Frobenius normal form of a doubly stochastic matrix

The matrix $P^\top AP$ is doubly stochastic. Suppose that $A_{11}$ is $m_{1} \times m_{1}.$ Note that the sum of the entries of each column of $A_{11}$ is $1$,and the sum of entries in each row of $A_{11}$ is at most $1$ (using non-negativity of all entries of $P^\top AP)$. Notice that the sum of all entries of $A_{11}$ is $m_{1}$. Hence, the sum of the entries of each row of $A_{11}$ is in fact $1$ (if any of the row sums were strictly less than $1$, then the sum of the row-sums, which equals the sum of the entries of $A_{11}$, would be strictly less than $m_1$, a contradiction), i.e., $A_{11}$ is doubly stochastic. Thus, $A_{12},A_{13},\ldots,A_{1k}$ are all zero. Likewise, $A_{22}$ must be doubly stochastic and $A_{23}, \ldots , A_{2k}$ must all be zero, and so on.


Here is a proof of the fact claimed by Perfect and Mirsky.

Proof. Let $A$ be doubly stochastic and let $B = P^TAP$ be a Frobenius normal form of $A$, which is given as in the question. Then $B$ is doubly stochastic, too. Fix $j \in \{2, \dots, k\}$. We show that all entries of $B$ that are located above the block $A_{jj}$ are $0$.

Let $i, i+1,\dots,i+m-1$ denote those $m$ subsequent indices in $\{1,\dots,n\}$ where the block matrix $A_{jj}$ is located in $B$.

We need the following four objects:

  • $I = \{x \in \mathbb{C}^n: \, x_\ell = 0 \text{ for } \ell \ge i \}$.

  • $J = \{x \in \mathbb{C}^n: \, x_\ell = 0 \text{ for } \ell < i \}$.

  • $e_I = (1,\dots,1,0,\dots,0)$, where the ones are located exactly at the positions $1,\dots,i-1$ (i.e. $e_I \in I$ and $I$ is the so-called ideal generated by $e_I$ in the lattice sense).

  • $e_J = (0,\dots,0,1,\dots,1)$, where the ones are located exactly at the positions $i,\dots,n$ (i.e. $e_J \in J$ and $J$ is the ideal generated by $e_J$).
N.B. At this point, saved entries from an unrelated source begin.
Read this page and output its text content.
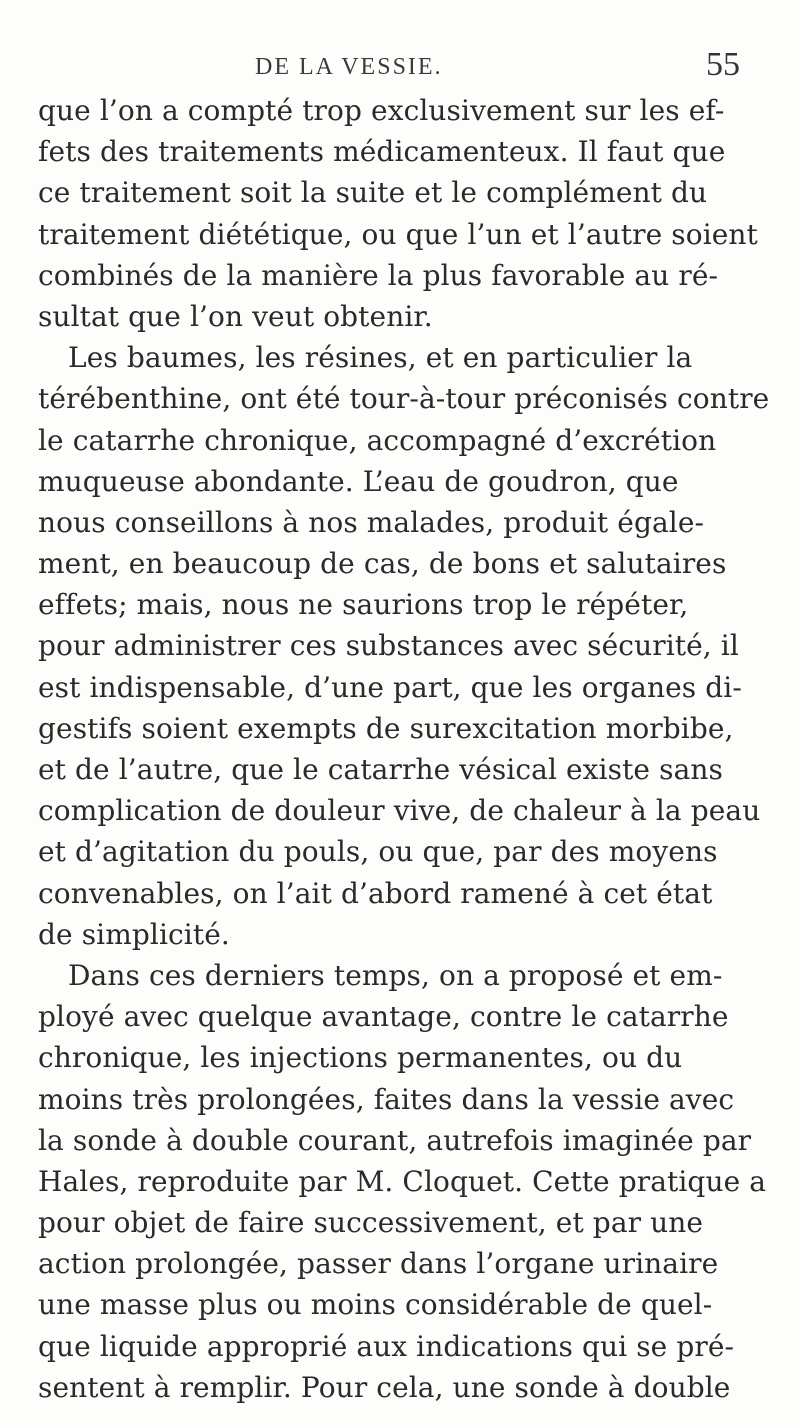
DE LA VESSIE.	55
que l’on a compté trop exclusivement sur les ef-
fets des traitements médicamenteux. Il faut que
ce traitement soit la suite et le complément du
traitement diététique, ou que l’un et l’autre soient
combinés de la manière la plus favorable au ré-
sultat que l’on veut obtenir.
Les baumes, les résines, et en particulier la
térébenthine, ont été tour-à-tour préconisés contre
le catarrhe chronique, accompagné d’excrétion
muqueuse abondante. L’eau de goudron, que
nous conseillons à nos malades, produit égale-
ment, en beaucoup de cas, de bons et salutaires
effets; mais, nous ne saurions trop le répéter,
pour administrer ces substances avec sécurité, il
est indispensable, d’une part, que les organes di-
gestifs soient exempts de surexcitation morbibe,
et de l’autre, que le catarrhe vésical existe sans
complication de douleur vive, de chaleur à la peau
et d’agitation du pouls, ou que, par des moyens
convenables, on l’ait d’abord ramené à cet état
de simplicité.
Dans ces derniers temps, on a proposé et em-
ployé avec quelque avantage, contre le catarrhe
chronique, les injections permanentes, ou du
moins très prolongées, faites dans la vessie avec
la sonde à double courant, autrefois imaginée par
Hales, reproduite par M. Cloquet. Cette pratique a
pour objet de faire successivement, et par une
action prolongée, passer dans l’organe urinaire
une masse plus ou moins considérable de quel-
que liquide approprié aux indications qui se pré-
sentent à remplir. Pour cela, une sonde à double
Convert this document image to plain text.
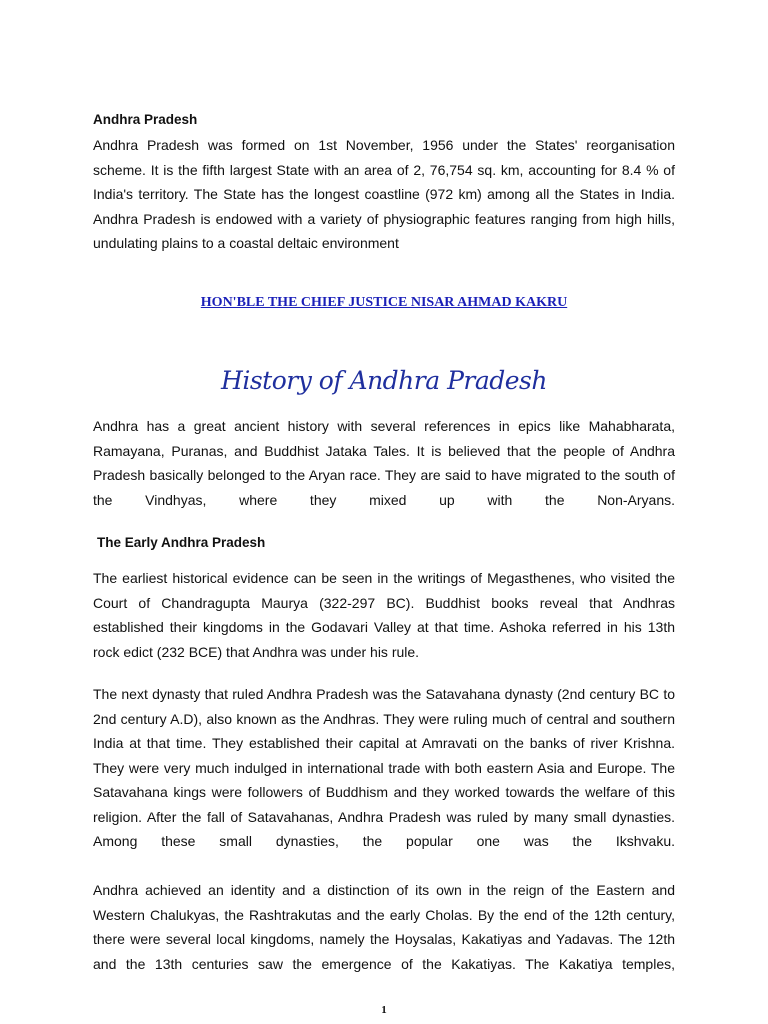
Andhra Pradesh
Andhra Pradesh was formed on 1st November, 1956 under the States' reorganisation scheme. It is the fifth largest State with an area of 2, 76,754 sq. km, accounting for 8.4 % of India's territory. The State has the longest coastline (972 km) among all the States in India. Andhra Pradesh is endowed with a variety of physiographic features ranging from high hills, undulating plains to a coastal deltaic environment
HON'BLE THE CHIEF JUSTICE NISAR AHMAD KAKRU
History of Andhra Pradesh
Andhra has a great ancient history with several references in epics like Mahabharata, Ramayana, Puranas, and Buddhist Jataka Tales. It is believed that the people of Andhra Pradesh basically belonged to the Aryan race. They are said to have migrated to the south of the Vindhyas, where they mixed up with the Non-Aryans.
The Early Andhra Pradesh
The earliest historical evidence can be seen in the writings of Megasthenes, who visited the Court of Chandragupta Maurya (322-297 BC). Buddhist books reveal that Andhras established their kingdoms in the Godavari Valley at that time. Ashoka referred in his 13th rock edict (232 BCE) that Andhra was under his rule.
The next dynasty that ruled Andhra Pradesh was the Satavahana dynasty (2nd century BC to 2nd century A.D), also known as the Andhras. They were ruling much of central and southern India at that time. They established their capital at Amravati on the banks of river Krishna. They were very much indulged in international trade with both eastern Asia and Europe. The Satavahana kings were followers of Buddhism and they worked towards the welfare of this religion. After the fall of Satavahanas, Andhra Pradesh was ruled by many small dynasties. Among these small dynasties, the popular one was the Ikshvaku.
Andhra achieved an identity and a distinction of its own in the reign of the Eastern and Western Chalukyas, the Rashtrakutas and the early Cholas. By the end of the 12th century, there were several local kingdoms, namely the Hoysalas, Kakatiyas and Yadavas. The 12th and the 13th centuries saw the emergence of the Kakatiyas. The Kakatiya temples,
1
Now we make a couple of observations:

(a) $I$ is invariant under $B$, as follows from the special form of $B$. This implies that $Be_I \in I$. On the other hand we have $Be_I \le Be = e$, so we conclude that actually $Be_I \le e_I$.
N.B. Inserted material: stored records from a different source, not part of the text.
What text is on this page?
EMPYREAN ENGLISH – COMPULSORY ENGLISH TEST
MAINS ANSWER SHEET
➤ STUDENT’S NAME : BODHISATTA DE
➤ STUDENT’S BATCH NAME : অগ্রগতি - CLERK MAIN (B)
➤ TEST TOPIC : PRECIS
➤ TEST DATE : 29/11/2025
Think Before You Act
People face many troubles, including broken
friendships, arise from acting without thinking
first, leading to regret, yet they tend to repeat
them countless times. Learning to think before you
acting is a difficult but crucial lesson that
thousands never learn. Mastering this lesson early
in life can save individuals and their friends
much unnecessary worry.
(b) Now we observe that $e^T Be_I = e^T e_I$, which implies that no component of $Be_I$ can by strictly smaller than the corresponding component of $e_I$; so we actually have $Be_I = e_I$.
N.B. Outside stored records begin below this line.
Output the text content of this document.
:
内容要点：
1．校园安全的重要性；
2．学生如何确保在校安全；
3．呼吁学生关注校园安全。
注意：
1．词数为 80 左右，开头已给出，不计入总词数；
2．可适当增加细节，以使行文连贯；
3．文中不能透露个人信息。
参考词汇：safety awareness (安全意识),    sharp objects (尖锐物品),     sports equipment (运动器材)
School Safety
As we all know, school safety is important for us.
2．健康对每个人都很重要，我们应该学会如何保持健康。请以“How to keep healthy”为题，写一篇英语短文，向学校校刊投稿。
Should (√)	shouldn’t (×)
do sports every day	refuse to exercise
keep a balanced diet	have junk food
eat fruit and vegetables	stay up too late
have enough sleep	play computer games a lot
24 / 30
(c) Since $Be = e$, the equality $Be_I = e_I$ readily implies that we also have $Be_J = e_J$. Consequently, $B$ also leaves $J$ invariant. This in turn implies that all entries of $B$ above of the block $A_{jj}$ are $0$.

Remark. I think what makes the above proof maybe a bit counterintuitive is the handling of all the indices. The essence of the proof (and, one might argue, also of the result quoted from Perfect and Mirsky) is that if, under the given assumptions, $A$ leaves an ideal $I$ invariant, then it also leaves the orthogonal ideal of $I$ invariant (where "orthogonal" in meant the lattice sense). By the way, this abstract version of the result generalizes very nicely to the infinite dimensional setting.